Planning a search campaign requires researching the best keywords for your niche and then creating a strategy to use them. The Google Keyword Tool was the foremost tool for discovering the best keywords for your campaign, but it has been discontinued. Instead, Google has launched Keyword Planner, a tool which combines the features of their Keyword Tool with the Traffic Estimator. This way, you cannot only find keywords, but also get an idea of the volume of traffic they can drive to your website over time.

As expected, Google has ensured that the Keyword Planner is a cut above the now defunct Keyword Tool. It brings with it a number of new features as well as those that have been adapted from the Keyword Tool. So, what is different about the Keyword Planner?

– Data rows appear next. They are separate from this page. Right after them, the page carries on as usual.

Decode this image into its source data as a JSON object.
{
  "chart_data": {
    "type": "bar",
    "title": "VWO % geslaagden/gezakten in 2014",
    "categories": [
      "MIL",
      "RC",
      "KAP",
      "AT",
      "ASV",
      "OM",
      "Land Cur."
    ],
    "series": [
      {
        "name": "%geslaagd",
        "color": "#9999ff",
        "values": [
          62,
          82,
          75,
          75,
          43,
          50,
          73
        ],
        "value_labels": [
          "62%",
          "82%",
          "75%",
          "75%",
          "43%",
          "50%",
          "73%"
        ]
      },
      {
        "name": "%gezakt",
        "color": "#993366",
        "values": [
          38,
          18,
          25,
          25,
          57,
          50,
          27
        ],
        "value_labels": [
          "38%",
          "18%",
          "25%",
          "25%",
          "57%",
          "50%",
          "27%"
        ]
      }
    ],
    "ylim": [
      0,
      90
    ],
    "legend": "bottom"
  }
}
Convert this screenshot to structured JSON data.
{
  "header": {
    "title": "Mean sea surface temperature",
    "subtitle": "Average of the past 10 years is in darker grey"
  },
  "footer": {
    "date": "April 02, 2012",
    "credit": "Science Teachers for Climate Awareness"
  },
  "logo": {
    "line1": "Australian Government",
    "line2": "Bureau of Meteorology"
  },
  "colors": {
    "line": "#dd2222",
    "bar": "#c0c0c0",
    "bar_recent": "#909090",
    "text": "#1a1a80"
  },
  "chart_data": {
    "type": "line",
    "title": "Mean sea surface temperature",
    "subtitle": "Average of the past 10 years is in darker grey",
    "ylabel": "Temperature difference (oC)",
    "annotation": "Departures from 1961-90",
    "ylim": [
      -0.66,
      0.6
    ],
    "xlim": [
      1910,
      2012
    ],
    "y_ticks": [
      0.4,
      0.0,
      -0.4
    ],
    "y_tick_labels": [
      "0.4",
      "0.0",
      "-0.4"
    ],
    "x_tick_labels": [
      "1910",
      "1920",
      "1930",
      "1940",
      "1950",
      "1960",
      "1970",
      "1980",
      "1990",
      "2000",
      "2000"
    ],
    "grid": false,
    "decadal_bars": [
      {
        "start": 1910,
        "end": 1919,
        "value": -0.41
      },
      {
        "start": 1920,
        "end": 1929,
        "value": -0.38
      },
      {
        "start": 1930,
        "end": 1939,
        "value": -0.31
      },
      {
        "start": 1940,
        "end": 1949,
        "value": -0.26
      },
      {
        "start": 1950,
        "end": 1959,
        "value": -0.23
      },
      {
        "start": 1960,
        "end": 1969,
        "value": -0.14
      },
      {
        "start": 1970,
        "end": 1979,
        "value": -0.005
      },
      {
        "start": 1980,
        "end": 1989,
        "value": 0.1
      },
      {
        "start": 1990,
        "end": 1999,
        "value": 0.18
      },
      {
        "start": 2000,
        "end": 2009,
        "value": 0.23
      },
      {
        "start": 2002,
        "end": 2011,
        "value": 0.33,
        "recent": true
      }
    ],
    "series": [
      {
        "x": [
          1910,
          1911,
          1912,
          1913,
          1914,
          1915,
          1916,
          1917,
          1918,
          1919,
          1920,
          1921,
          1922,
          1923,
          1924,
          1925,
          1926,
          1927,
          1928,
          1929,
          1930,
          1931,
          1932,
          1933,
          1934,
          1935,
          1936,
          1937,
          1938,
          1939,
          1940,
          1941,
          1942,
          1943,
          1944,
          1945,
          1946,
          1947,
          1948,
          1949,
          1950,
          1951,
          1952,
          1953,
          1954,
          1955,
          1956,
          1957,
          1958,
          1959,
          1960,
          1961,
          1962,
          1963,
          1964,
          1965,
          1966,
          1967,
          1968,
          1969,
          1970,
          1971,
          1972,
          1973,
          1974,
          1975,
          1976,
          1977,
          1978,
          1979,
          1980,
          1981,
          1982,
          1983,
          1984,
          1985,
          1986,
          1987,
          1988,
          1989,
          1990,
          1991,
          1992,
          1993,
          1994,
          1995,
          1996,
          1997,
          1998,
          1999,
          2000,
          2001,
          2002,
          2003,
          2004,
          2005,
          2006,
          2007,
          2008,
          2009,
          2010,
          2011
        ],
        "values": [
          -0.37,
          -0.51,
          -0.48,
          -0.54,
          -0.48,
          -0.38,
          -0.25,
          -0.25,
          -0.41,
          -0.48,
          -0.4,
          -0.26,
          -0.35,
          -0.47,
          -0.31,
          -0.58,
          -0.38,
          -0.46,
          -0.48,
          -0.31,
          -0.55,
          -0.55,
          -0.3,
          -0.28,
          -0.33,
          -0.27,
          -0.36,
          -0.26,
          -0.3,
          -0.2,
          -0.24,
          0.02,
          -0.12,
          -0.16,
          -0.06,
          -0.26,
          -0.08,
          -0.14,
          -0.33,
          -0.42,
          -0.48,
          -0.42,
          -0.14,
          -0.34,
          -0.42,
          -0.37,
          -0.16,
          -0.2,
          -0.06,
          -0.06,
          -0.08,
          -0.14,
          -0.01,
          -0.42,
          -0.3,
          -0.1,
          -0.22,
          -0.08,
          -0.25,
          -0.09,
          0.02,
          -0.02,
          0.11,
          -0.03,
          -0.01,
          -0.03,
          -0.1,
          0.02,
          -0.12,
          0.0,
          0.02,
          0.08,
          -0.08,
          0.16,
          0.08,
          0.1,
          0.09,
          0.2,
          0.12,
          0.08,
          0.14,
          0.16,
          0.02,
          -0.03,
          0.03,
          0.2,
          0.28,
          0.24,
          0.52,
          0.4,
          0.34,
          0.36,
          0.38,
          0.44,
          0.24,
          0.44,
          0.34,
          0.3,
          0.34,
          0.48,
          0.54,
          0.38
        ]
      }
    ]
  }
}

Search Volume Data for All Devices

When you perform a search using the Keyword Planner, it will deliver results based on the searches that have been made across different devices. You cannot isolate the search volume data for a particular device, such as a smartphones or desktops. This is also the reason why the search estimates you get through the Keyword Planner are higher. This can be a drawback of sorts if you are doing research for mobile SEO or for any other particular device. However, this feature complies with the changes made to AdWords campaigns recently.

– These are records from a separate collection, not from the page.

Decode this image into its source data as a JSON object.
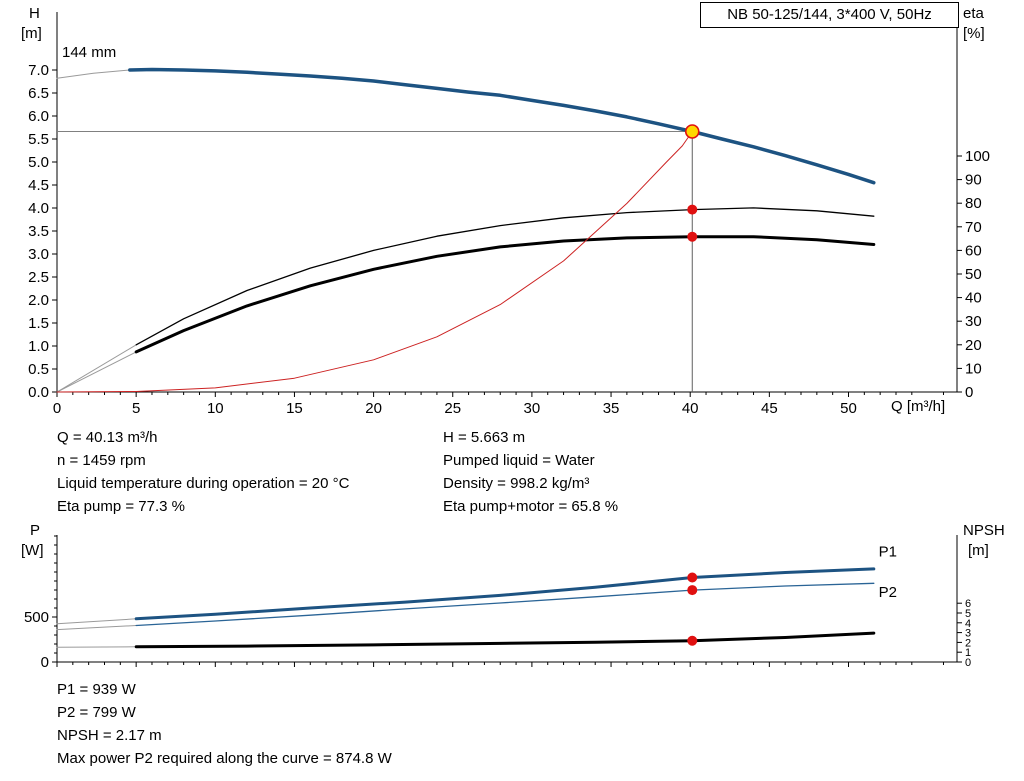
{
  "chart_data": [
    {
      "id": "qh",
      "type": "line",
      "title": "NB 50-125/144, 3*400 V, 50Hz",
      "impeller_label": "144 mm",
      "duty": {
        "q": 40.13,
        "h": 5.663
      },
      "axes": {
        "left": {
          "name": "H",
          "unit": "[m]",
          "min": 0,
          "max": 7,
          "ticks": [
            [
              0,
              "0.0"
            ],
            [
              0.5,
              "0.5"
            ],
            [
              1,
              "1.0"
            ],
            [
              1.5,
              "1.5"
            ],
            [
              2,
              "2.0"
            ],
            [
              2.5,
              "2.5"
            ],
            [
              3,
              "3.0"
            ],
            [
              3.5,
              "3.5"
            ],
            [
              4,
              "4.0"
            ],
            [
              4.5,
              "4.5"
            ],
            [
              5,
              "5.0"
            ],
            [
              5.5,
              "5.5"
            ],
            [
              6,
              "6.0"
            ],
            [
              6.5,
              "6.5"
            ],
            [
              7,
              "7.0"
            ]
          ]
        },
        "right": {
          "name": "eta",
          "unit": "[%]",
          "min": 0,
          "max": 100,
          "ticks": [
            [
              0,
              "0"
            ],
            [
              10,
              "10"
            ],
            [
              20,
              "20"
            ],
            [
              30,
              "30"
            ],
            [
              40,
              "40"
            ],
            [
              50,
              "50"
            ],
            [
              60,
              "60"
            ],
            [
              70,
              "70"
            ],
            [
              80,
              "80"
            ],
            [
              90,
              "90"
            ],
            [
              100,
              "100"
            ]
          ]
        },
        "x": {
          "name": "Q [m³/h]",
          "min": 0,
          "max": 56.8,
          "ticks": [
            [
              0,
              "0"
            ],
            [
              5,
              "5"
            ],
            [
              10,
              "10"
            ],
            [
              15,
              "15"
            ],
            [
              20,
              "20"
            ],
            [
              25,
              "25"
            ],
            [
              30,
              "30"
            ],
            [
              35,
              "35"
            ],
            [
              40,
              "40"
            ],
            [
              45,
              "45"
            ],
            [
              50,
              "50"
            ]
          ]
        }
      },
      "series": [
        {
          "name": "h-curve-extension",
          "axis": "left",
          "color": "#9a9a9a",
          "width": 1,
          "points": [
            [
              0,
              6.82
            ],
            [
              2.3,
              6.93
            ],
            [
              4.6,
              7.0
            ]
          ]
        },
        {
          "name": "h-curve",
          "axis": "left",
          "color": "#1d5382",
          "width": 3.5,
          "points": [
            [
              4.6,
              7.0
            ],
            [
              6,
              7.01
            ],
            [
              8,
              7.0
            ],
            [
              10,
              6.98
            ],
            [
              12,
              6.95
            ],
            [
              14,
              6.91
            ],
            [
              16,
              6.87
            ],
            [
              18,
              6.82
            ],
            [
              20,
              6.76
            ],
            [
              22,
              6.68
            ],
            [
              24,
              6.6
            ],
            [
              26,
              6.52
            ],
            [
              28,
              6.45
            ],
            [
              30,
              6.34
            ],
            [
              32,
              6.23
            ],
            [
              34,
              6.11
            ],
            [
              36,
              5.98
            ],
            [
              38,
              5.83
            ],
            [
              40.13,
              5.663
            ],
            [
              42,
              5.5
            ],
            [
              44,
              5.33
            ],
            [
              46,
              5.14
            ],
            [
              48,
              4.94
            ],
            [
              50,
              4.73
            ],
            [
              51.6,
              4.55
            ]
          ]
        },
        {
          "name": "eta-pump-extension",
          "axis": "right",
          "color": "#9a9a9a",
          "width": 1,
          "points": [
            [
              0,
              0
            ],
            [
              5,
              20
            ]
          ]
        },
        {
          "name": "eta-pump-curve",
          "axis": "right",
          "color": "#000000",
          "width": 1.3,
          "points": [
            [
              5,
              20
            ],
            [
              8,
              31
            ],
            [
              12,
              43
            ],
            [
              16,
              52.5
            ],
            [
              20,
              60
            ],
            [
              24,
              66
            ],
            [
              28,
              70.5
            ],
            [
              32,
              73.8
            ],
            [
              36,
              76
            ],
            [
              40.13,
              77.3
            ],
            [
              44,
              78
            ],
            [
              48,
              76.8
            ],
            [
              51.6,
              74.5
            ]
          ]
        },
        {
          "name": "eta-pump-motor-extension",
          "axis": "right",
          "color": "#9a9a9a",
          "width": 1,
          "points": [
            [
              0,
              0
            ],
            [
              5,
              17
            ]
          ]
        },
        {
          "name": "eta-pump-motor-curve",
          "axis": "right",
          "color": "#000000",
          "width": 3,
          "points": [
            [
              5,
              17
            ],
            [
              8,
              26
            ],
            [
              12,
              36.5
            ],
            [
              16,
              45
            ],
            [
              20,
              52
            ],
            [
              24,
              57.5
            ],
            [
              28,
              61.5
            ],
            [
              32,
              64
            ],
            [
              36,
              65.3
            ],
            [
              40.13,
              65.8
            ],
            [
              44,
              65.8
            ],
            [
              48,
              64.5
            ],
            [
              51.6,
              62.5
            ]
          ]
        },
        {
          "name": "system-curve",
          "axis": "left",
          "color": "#cc2222",
          "width": 1,
          "points": [
            [
              0,
              0
            ],
            [
              5,
              0.01
            ],
            [
              10,
              0.09
            ],
            [
              15,
              0.3
            ],
            [
              20,
              0.7
            ],
            [
              24,
              1.2
            ],
            [
              28,
              1.9
            ],
            [
              32,
              2.85
            ],
            [
              36,
              4.1
            ],
            [
              38.5,
              5.0
            ],
            [
              39.5,
              5.35
            ],
            [
              40.13,
              5.663
            ]
          ]
        }
      ],
      "markers": [
        {
          "type": "duty",
          "axis": "left",
          "x": 40.13,
          "y": 5.663
        },
        {
          "type": "dot",
          "axis": "right",
          "x": 40.13,
          "y": 77.3
        },
        {
          "type": "dot",
          "axis": "right",
          "x": 40.13,
          "y": 65.8
        }
      ]
    },
    {
      "id": "power",
      "type": "line",
      "axes": {
        "left": {
          "name": "P",
          "unit": "[W]",
          "min": 0,
          "max": 1411,
          "ticks": [
            [
              0,
              "0"
            ],
            [
              500,
              "500"
            ]
          ],
          "minor": [
            100,
            200,
            300,
            400,
            600,
            700,
            800,
            900,
            1000,
            1100,
            1200,
            1300,
            1400
          ]
        },
        "right": {
          "name": "NPSH",
          "unit": "[m]",
          "min": 0,
          "max": 6,
          "small": true,
          "ticks": [
            [
              0,
              "0"
            ],
            [
              1,
              "1"
            ],
            [
              2,
              "2"
            ],
            [
              3,
              "3"
            ],
            [
              4,
              "4"
            ],
            [
              5,
              "5"
            ],
            [
              6,
              "6"
            ]
          ]
        },
        "x": {
          "name": "",
          "min": 0,
          "max": 56.8,
          "ticks": [
            [
              0,
              ""
            ],
            [
              5,
              ""
            ],
            [
              10,
              ""
            ],
            [
              15,
              ""
            ],
            [
              20,
              ""
            ],
            [
              25,
              ""
            ],
            [
              30,
              ""
            ],
            [
              35,
              ""
            ],
            [
              40,
              ""
            ],
            [
              45,
              ""
            ],
            [
              50,
              ""
            ]
          ]
        }
      },
      "series": [
        {
          "name": "p1-extension",
          "axis": "left",
          "color": "#9a9a9a",
          "width": 1,
          "points": [
            [
              0,
              425
            ],
            [
              5,
              480
            ]
          ]
        },
        {
          "name": "p1-curve",
          "axis": "left",
          "color": "#1d5382",
          "width": 3,
          "points": [
            [
              5,
              480
            ],
            [
              10,
              530
            ],
            [
              16,
              600
            ],
            [
              22,
              665
            ],
            [
              28,
              740
            ],
            [
              34,
              830
            ],
            [
              40.13,
              939
            ],
            [
              46,
              995
            ],
            [
              51.6,
              1035
            ]
          ]
        },
        {
          "name": "p2-extension",
          "axis": "left",
          "color": "#9a9a9a",
          "width": 1,
          "points": [
            [
              0,
              360
            ],
            [
              5,
              405
            ]
          ]
        },
        {
          "name": "p2-curve",
          "axis": "left",
          "color": "#2a6496",
          "width": 1.3,
          "points": [
            [
              5,
              405
            ],
            [
              10,
              455
            ],
            [
              16,
              520
            ],
            [
              22,
              590
            ],
            [
              28,
              655
            ],
            [
              34,
              725
            ],
            [
              40.13,
              799
            ],
            [
              46,
              845
            ],
            [
              51.6,
              874
            ]
          ]
        },
        {
          "name": "npsh-extension",
          "axis": "right",
          "color": "#9a9a9a",
          "width": 1,
          "points": [
            [
              0,
              1.5
            ],
            [
              5,
              1.55
            ]
          ]
        },
        {
          "name": "npsh-curve",
          "axis": "right",
          "color": "#000000",
          "width": 3,
          "points": [
            [
              5,
              1.55
            ],
            [
              12,
              1.62
            ],
            [
              20,
              1.75
            ],
            [
              28,
              1.9
            ],
            [
              34,
              2.02
            ],
            [
              40.13,
              2.17
            ],
            [
              46,
              2.5
            ],
            [
              51.6,
              2.95
            ]
          ]
        }
      ],
      "markers": [
        {
          "type": "dot",
          "axis": "left",
          "x": 40.13,
          "y": 939
        },
        {
          "type": "dot",
          "axis": "left",
          "x": 40.13,
          "y": 799
        },
        {
          "type": "dot",
          "axis": "right",
          "x": 40.13,
          "y": 2.17
        }
      ],
      "annotations": [
        {
          "text": "P1",
          "q": 51.9,
          "v": 1230,
          "axis": "left",
          "color": "#1d5382"
        },
        {
          "text": "P2",
          "q": 51.9,
          "v": 780,
          "axis": "left",
          "color": "#2a6496"
        }
      ]
    }
  ],
  "info_top": {
    "col1": [
      "Q = 40.13 m³/h",
      "n = 1459 rpm",
      "Liquid temperature during operation = 20 °C",
      "Eta pump = 77.3 %"
    ],
    "col2": [
      "H = 5.663 m",
      "Pumped liquid = Water",
      "Density = 998.2 kg/m³",
      "Eta pump+motor = 65.8 %"
    ]
  },
  "info_bottom": {
    "lines": [
      "P1 = 939 W",
      "P2 = 799 W",
      "NPSH = 2.17 m",
      "Max power P2 required along the curve = 874.8 W"
    ]
  },
  "colors": {
    "curve_blue": "#1d5382",
    "curve_black": "#000000",
    "system_red": "#cc2222",
    "marker_red": "#e01010",
    "duty_yellow": "#ffd700",
    "guide_grey": "#808080"
  }
}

Separate Data for Keyword Match Types

When going through data for different match types for a particular keyword, the Keyword Tool didn’t filter the results which emerged from an overlap of broad and exact matches. As a result, the traffic estimate you got was not entirely accurate. Using the Keyword Planner, you will be able to see data for the specific match type you selected, ensuring that there is no overlap. This will give you a better idea of which keyword match type your campaign should focus on.

Different Data Columns

The layout for the Keyword Planner is disparate from the Google Keyword Tool. The most notable change you will see is in the data columns. The names of the columns have been changed though the function pretty much remains the same. For instance, Ad Share is now called Ad Impressions while Local and Global Monthly Searches has been replaced by Average Monthly Searches. The Search Share and Local Search Trends columns have been done away with altogether. So, it would take some getting used to when you start using the Keyword Planner.

The Google Keyword Planner Tool is a two-in-one as it allows you to do keyword research as well as plan your campaign. The features that have been changed or been upgraded reflect the dual purpose of the new tool by Google. It will take some time before SEO professionals and online marketers adopt it widely, but there is little doubt that Google is trying to make things easier for them.